Functional anatomy of articular cartilage under compressive loading Quantitative aspects of global, local and zonal reactions of the collagenous network with respect to the surface integrity

Abstract

Objective To assess the influence of local compressive loading on the arrangement of the collagenous fibers in intact articular cartilage. To quantitate the zonal deformation of intact cartilage under load. To analyse the influence of removal of the tangential zone on the load-induced changes.Materials and Methods 380 cylinder shaped cartilage-on-bone samples (d=7mm) were harvested from 20 bovine femoral heads. In 120 of them the tangential zone was removed. All samples were loaded for 20min by 0.42MPa or 0.98MPa. After proteoglycan extraction, fixation in 4% formalin, dehydration by increasing concentrations of acetone, critical point drying, freeze-fracturing and gold-coating the samples were analysed by scanning-electron-microscopy.Results Fiber bulging away from the center of load occurred in an area larger than the directly loaded one and its extent increased parallel to loading (P< 0.01). Crimp was seen only under the indenter and spread with increasing load from the intermediate zone into the tangential zone and radial zone. The absolute height of tangential zone and intermediate zone together remained constant under all loading situations at the costs of the radial zone. All changes due to loading were fully reversible. Removal of the tangential zone reduced the area of bulging (P< 0.01) but markedly increased the amount of crimp.
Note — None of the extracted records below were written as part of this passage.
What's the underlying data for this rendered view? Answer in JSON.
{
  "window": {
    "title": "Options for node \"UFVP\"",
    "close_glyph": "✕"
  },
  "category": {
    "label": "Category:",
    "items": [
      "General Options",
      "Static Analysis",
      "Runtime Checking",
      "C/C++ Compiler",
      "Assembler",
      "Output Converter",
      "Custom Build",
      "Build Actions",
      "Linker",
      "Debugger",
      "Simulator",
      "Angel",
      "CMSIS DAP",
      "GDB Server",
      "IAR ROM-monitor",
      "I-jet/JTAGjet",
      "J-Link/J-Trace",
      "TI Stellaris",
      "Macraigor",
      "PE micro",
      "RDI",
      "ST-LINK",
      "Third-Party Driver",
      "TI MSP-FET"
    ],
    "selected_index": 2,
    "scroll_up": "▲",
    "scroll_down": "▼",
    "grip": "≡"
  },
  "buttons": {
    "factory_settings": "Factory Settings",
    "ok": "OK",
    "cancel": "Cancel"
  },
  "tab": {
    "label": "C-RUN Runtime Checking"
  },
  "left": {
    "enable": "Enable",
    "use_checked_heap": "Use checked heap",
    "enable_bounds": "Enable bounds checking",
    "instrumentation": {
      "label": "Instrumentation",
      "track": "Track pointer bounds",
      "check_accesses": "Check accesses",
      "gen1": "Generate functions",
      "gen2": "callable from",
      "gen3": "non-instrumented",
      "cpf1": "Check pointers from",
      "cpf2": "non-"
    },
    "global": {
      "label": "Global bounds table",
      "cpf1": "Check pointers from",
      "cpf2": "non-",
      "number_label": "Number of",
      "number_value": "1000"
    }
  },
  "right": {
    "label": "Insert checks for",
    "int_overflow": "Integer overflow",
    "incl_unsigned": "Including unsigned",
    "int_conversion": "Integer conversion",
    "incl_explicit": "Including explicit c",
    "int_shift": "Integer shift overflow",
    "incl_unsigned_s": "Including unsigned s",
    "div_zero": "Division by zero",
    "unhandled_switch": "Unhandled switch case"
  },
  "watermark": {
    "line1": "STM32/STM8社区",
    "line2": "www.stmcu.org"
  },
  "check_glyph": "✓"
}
Overall radial strain was not altered, but overall superficial tangential strain was increased by up to 20% (P< 0.01) and high peaks in the local distribution of superficial tensile strain developed.Conclusions The collagenous architecture is a dynamic property of the articular cartilage adapting to its respective loading situation. Crimp reflects local compressive strain. Under compressive loading larger portions of cartilage than the directly loaded areas are functionally included in the process of load transmission. During this process the tangential zone and the intermediate zone form a common functional unit providing a high degree of fiber cross-linkage as a possible mechanism to increase zonal compressive stiffness. Removal of the tangential zone seems to impair distribution of a locally applied compressive load sideways and leads to a reduced cartilage volume included in the process of load transmission. An intact tangential zone contributes to prevent peaks of surface tensile strain.